Le champ des prétendants à l'investiture socialiste pour la présidentielle de 2027 s'élargit. Ségolène Royal a fait savoir, ces derniers jours, qu'elle sera candidate à la primaire fermée du Parti socialiste. Cette procédure, réservée aux seuls adhérents du parti, doit départager les postulants en vue de l'élection présidentielle.
L'ancienne ministre, qui fut la candidate du PS en 2007 face à Nicolas Sarkozy, a justifié sa démarche en des termes mesurés. « Je prends cette initiative avec humilité, sans égo, et sans posture de supériorité comme on en voit trop », a-t-elle déclaré.
Cette annonce intervient alors que la direction du Parti socialiste a tranché en faveur d'une primaire fermée plutôt qu'ouverte, un choix qui a suscité des débats internes. Le premier secrétaire du parti, Olivier Faure, avait vu sa position désavouée par les militants sur cette question, mais avait indiqué ne pas démissionner pour autant.
Un retour sur le devant de la scène politique
Ségolène Royal, qui occupe actuellement la présidence de l'association France-Algérie, avait été active en 2026 dans le renforcement des liens culturels et diplomatiques entre les deux pays. Sa participation à une réunion en Algérie fin janvier 2026, aux côtés de responsables algériens, avait illustré son implication dans les relations bilatérales.
Sa candidature à la primaire socialiste marque un retour aux joutes électorales nationales. En 2007, elle avait représenté le PS au second tour de la présidentielle, recueillant plus de 47 % des suffrages face à Nicolas Sarkozy. Depuis, elle a occupé plusieurs fonctions ministérielles sous les mandats de François Hollande, notamment à l'Écologie et à l'Éducation nationale.
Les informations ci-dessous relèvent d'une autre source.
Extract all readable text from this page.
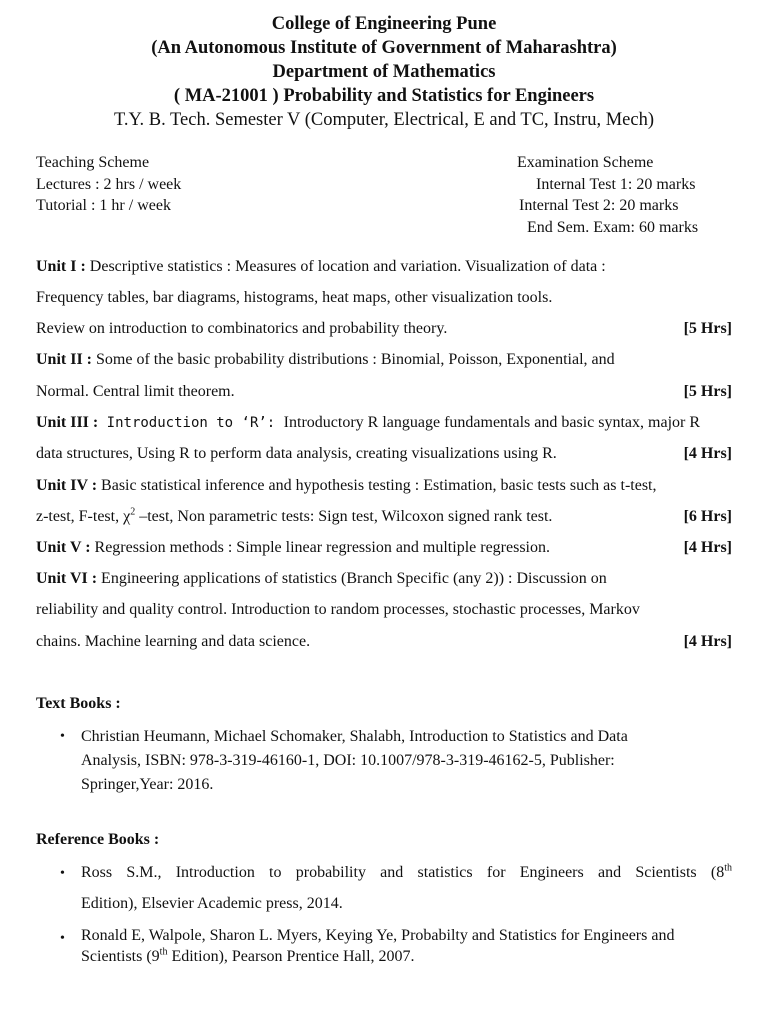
College of Engineering Pune
(An Autonomous Institute of Government of Maharashtra)
Department of Mathematics
( MA-21001 ) Probability and Statistics for Engineers
T.Y. B. Tech. Semester V (Computer, Electrical, E and TC, Instru, Mech)
Teaching Scheme
Lectures : 2 hrs / week
Tutorial : 1 hr / week
Examination Scheme
Internal Test 1: 20 marks
Internal Test 2: 20 marks
End Sem. Exam: 60 marks
Unit I : Descriptive statistics : Measures of location and variation. Visualization of data :
Frequency tables, bar diagrams, histograms, heat maps, other visualization tools.
Review on introduction to combinatorics and probability theory.	[5 Hrs]
Unit II : Some of the basic probability distributions : Binomial, Poisson, Exponential, and
Normal. Central limit theorem.	[5 Hrs]
Unit III : Introduction to ‘R’: Introductory R language fundamentals and basic syntax, major R
data structures, Using R to perform data analysis, creating visualizations using R.	[4 Hrs]
Unit IV : Basic statistical inference and hypothesis testing : Estimation, basic tests such as t-test,
z-test, F-test, $\chi^2$ –test, Non parametric tests: Sign test, Wilcoxon signed rank test.	[6 Hrs]
Unit V : Regression methods : Simple linear regression and multiple regression.	[4 Hrs]
Unit VI : Engineering applications of statistics (Branch Specific (any 2)) : Discussion on
reliability and quality control. Introduction to random processes, stochastic processes, Markov
chains. Machine learning and data science.	[4 Hrs]
Text Books :
• Christian Heumann, Michael Schomaker, Shalabh, Introduction to Statistics and Data
Analysis, ISBN: 978-3-319-46160-1, DOI: 10.1007/978-3-319-46162-5, Publisher:
Springer,Year: 2016.
Reference Books :
• Ross S.M., Introduction to probability and statistics for Engineers and Scientists (8th
Edition), Elsevier Academic press, 2014.
• Ronald E, Walpole, Sharon L. Myers, Keying Ye, Probabilty and Statistics for Engineers and
Scientists (9th Edition), Pearson Prentice Hall, 2007.
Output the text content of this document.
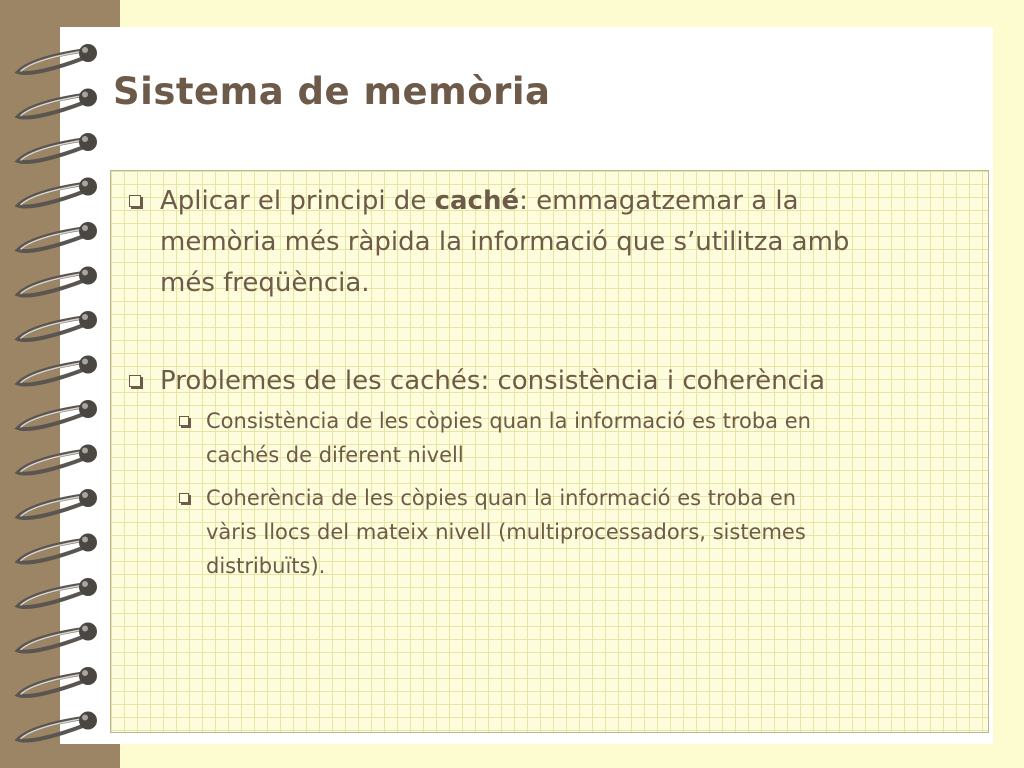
Sistema de memòria
Aplicar el principi de caché: emmagatzemar a la
memòria més ràpida la informació que s’utilitza amb
més freqüència.
Problemes de les cachés: consistència i coherència
Consistència de les còpies quan la informació es troba en
cachés de diferent nivell
Coherència de les còpies quan la informació es troba en
vàris llocs del mateix nivell (multiprocessadors, sistemes
distribuïts).
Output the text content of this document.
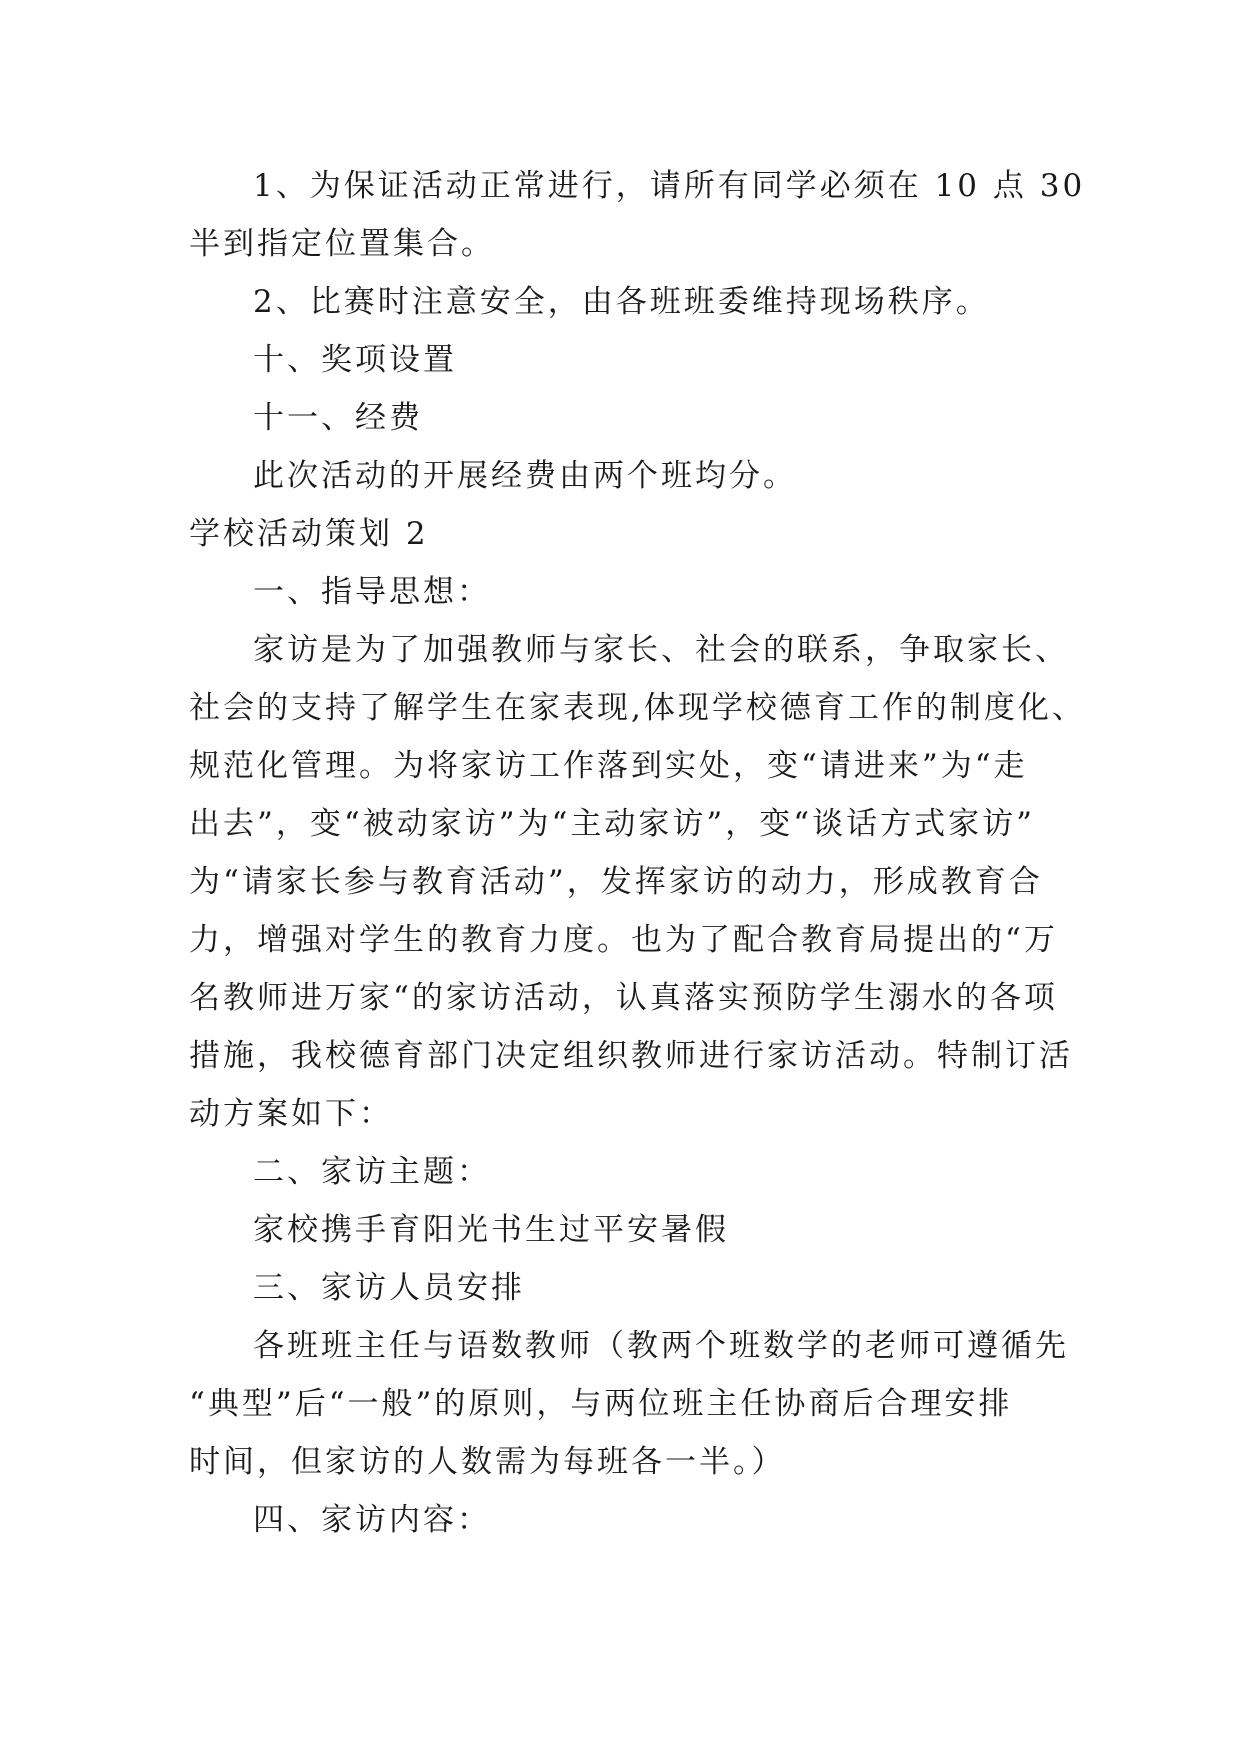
1、为保证活动正常进行，请所有同学必须在 10 点 30
半到指定位置集合。
2、比赛时注意安全，由各班班委维持现场秩序。
十、奖项设置
十一、经费
此次活动的开展经费由两个班均分。
学校活动策划 2
一、指导思想：
家访是为了加强教师与家长、社会的联系，争取家长、
社会的支持了解学生在家表现,体现学校德育工作的制度化、
规范化管理。为将家访工作落到实处，变“请进来”为“走
出去”，变“被动家访”为“主动家访”，变“谈话方式家访”
为“请家长参与教育活动”，发挥家访的动力，形成教育合
力，增强对学生的教育力度。也为了配合教育局提出的“万
名教师进万家“的家访活动，认真落实预防学生溺水的各项
措施，我校德育部门决定组织教师进行家访活动。特制订活
动方案如下：
二、家访主题：
家校携手育阳光书生过平安暑假
三、家访人员安排
各班班主任与语数教师（教两个班数学的老师可遵循先
“典型”后“一般”的原则，与两位班主任协商后合理安排
时间，但家访的人数需为每班各一半。）
四、家访内容：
Une primaire qui s'annonce disputée
L'annonce de Ségolène Royal s'ajoute à une liste déjà fournie de candidatures potentielles ou déclarées au sein de la gauche. Le Parti socialiste, après avoir connu des scores historiquement bas aux scrutins de 2017 et 2022, cherche à reconstruire une dynamique en vue de 2027. La primaire fermée, qui ne sollicite que les quelque 40 000 adhérents à jour de cotisation, vise à garantir l'ancrage partisan du choix final.
D'autres figures socialistes ont fait part de leur intérêt pour la candidature, tandis que des sensibilités diverses coexistent dans le parti : l'aile gauche, représentée notamment par Olivier Faure, les réformistes comme Carole Delga, et les voix plus traditionnelles. Ségolène Royal, qui a toujours cultivé une image de rassembleuse et de figure médiatique, pourrait y jouer un rôle de catalyseur.
Un calendrier électoral encore flou
La date exacte de la primaire socialiste n'a pas encore été fixée. Elle devrait se tenir au premier semestre 2027, avant la présidentielle elle-même. Le parti a précisé que les modalités pratiques, y compris les critères de dépôt des candidatures et le calendrier des débats, seront arrêtés dans les semaines à venir.
Ségolène Royal, en se lançant dans cette course, entend peser sur la ligne politique du PS et offrir une alternative aux électeurs de gauche. Sa candidature est perçue comme un test de la capacité du parti à se renouveler tout en mobilisant ses figures historiques.